I didn't get much time on the sewing machine this week. If fact, I think the only things I made were a few bean bags to use as little tailor's hams. Oh, and I needed them because I was cutting into this huge length of jersey to make a shirt. A shirt which I have failed to take picture of, even though I've worn in three times this week. Despite being made using an existing shirt as a model, the new shirt is actually a bit small across my stomach. I've been eating far too much food. Delicious, grilled food. I love the foods of summer. And grilling just makes them all better.
Given that I don't eat most meats--and rarely eat the meats that I do eat--people are surprised at how often I grill. But grill I do. All summer long. Grilled veggies are just so delicious. Amazingly wonderful.
I keep garlicky yogurt in the fridge. It's a few cloves of garlic minced and stirred into plain yogurt, greek yogurt, or even sour cream. It gets more potent (i.e. BETTER) as time wears on. Yum. I put garlicky yogurt on almost every vegetable I grill. It adds a little bit of fat to the meal (which not only helps me to feel full, but is, I believe, good for vitamin absorption.)
Grilled eggplant is probably my favorite. I just slice the eggplant about 3/4-inches thick, use a pastry brush to cover the slices in balsamic vinegar and olive oil and then stick them on the grill for about 5 minutes on each side, re-basting with the vinegar and oil before flipping.
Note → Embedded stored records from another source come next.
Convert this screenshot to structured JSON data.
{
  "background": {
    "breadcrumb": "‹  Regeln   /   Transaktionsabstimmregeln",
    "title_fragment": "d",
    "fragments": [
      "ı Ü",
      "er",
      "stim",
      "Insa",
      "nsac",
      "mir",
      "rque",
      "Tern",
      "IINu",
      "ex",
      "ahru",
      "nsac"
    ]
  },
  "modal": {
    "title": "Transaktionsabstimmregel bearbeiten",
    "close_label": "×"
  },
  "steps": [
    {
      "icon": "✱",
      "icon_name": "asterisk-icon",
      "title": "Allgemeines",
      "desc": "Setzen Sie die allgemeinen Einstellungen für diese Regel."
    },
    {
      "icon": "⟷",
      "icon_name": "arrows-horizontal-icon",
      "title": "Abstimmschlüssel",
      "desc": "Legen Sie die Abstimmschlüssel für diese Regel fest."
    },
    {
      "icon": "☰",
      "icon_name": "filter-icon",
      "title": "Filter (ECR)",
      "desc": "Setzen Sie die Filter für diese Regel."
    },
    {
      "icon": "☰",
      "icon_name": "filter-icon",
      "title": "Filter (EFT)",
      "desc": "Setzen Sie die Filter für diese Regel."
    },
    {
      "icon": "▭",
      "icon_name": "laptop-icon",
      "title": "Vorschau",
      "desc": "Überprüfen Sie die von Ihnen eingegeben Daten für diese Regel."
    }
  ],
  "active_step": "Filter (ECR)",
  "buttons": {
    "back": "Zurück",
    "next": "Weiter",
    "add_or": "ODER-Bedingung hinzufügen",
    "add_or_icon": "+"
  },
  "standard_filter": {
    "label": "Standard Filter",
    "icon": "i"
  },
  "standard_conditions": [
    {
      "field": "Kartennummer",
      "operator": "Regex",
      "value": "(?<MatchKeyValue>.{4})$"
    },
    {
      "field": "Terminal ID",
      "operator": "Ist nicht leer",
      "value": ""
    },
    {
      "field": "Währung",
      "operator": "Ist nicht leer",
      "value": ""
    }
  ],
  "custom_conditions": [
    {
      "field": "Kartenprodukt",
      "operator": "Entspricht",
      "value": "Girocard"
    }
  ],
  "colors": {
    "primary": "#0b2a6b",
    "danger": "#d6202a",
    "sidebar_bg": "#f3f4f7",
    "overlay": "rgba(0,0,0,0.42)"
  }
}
My second favorite grilled food is pizza.
That's eggplant, green olives, provolone and parsley (not yet cooked).
You can find the recipe over here.
My good friend K came over to help me eat the pizza. He brought with him some vegetables that his mother had made. I've been begging K to introduce me to his mom since the first time I ate some of her food. I want her to teach me to make vegetables the way she makes vegetables.
On pizza night, K brought this rice/leeks/carrots thing that seriously blew my mind. I'm not sure that this, or any, picture can do this food justice. It tastes so freakin' good. And it is meant to be served cold, making it perfect for sack lunches. And it's healthy. I could go on.
Anyway, since I've been asking for five years to be this lady's vegetable apprentice, and it hasn't happened, I finally broke down and researched some Turkish cookbooks. I was surprised to find that Turkish food is often folded into either Mediterranean or Middle Eastern cookbooks and based on the reviews, I've requested this book for the library.
So, I'll be able to try some recipes out soon. But if anyone has personal recommendations of cookbooks with delicious Turkish vegetable recipes, please let me know!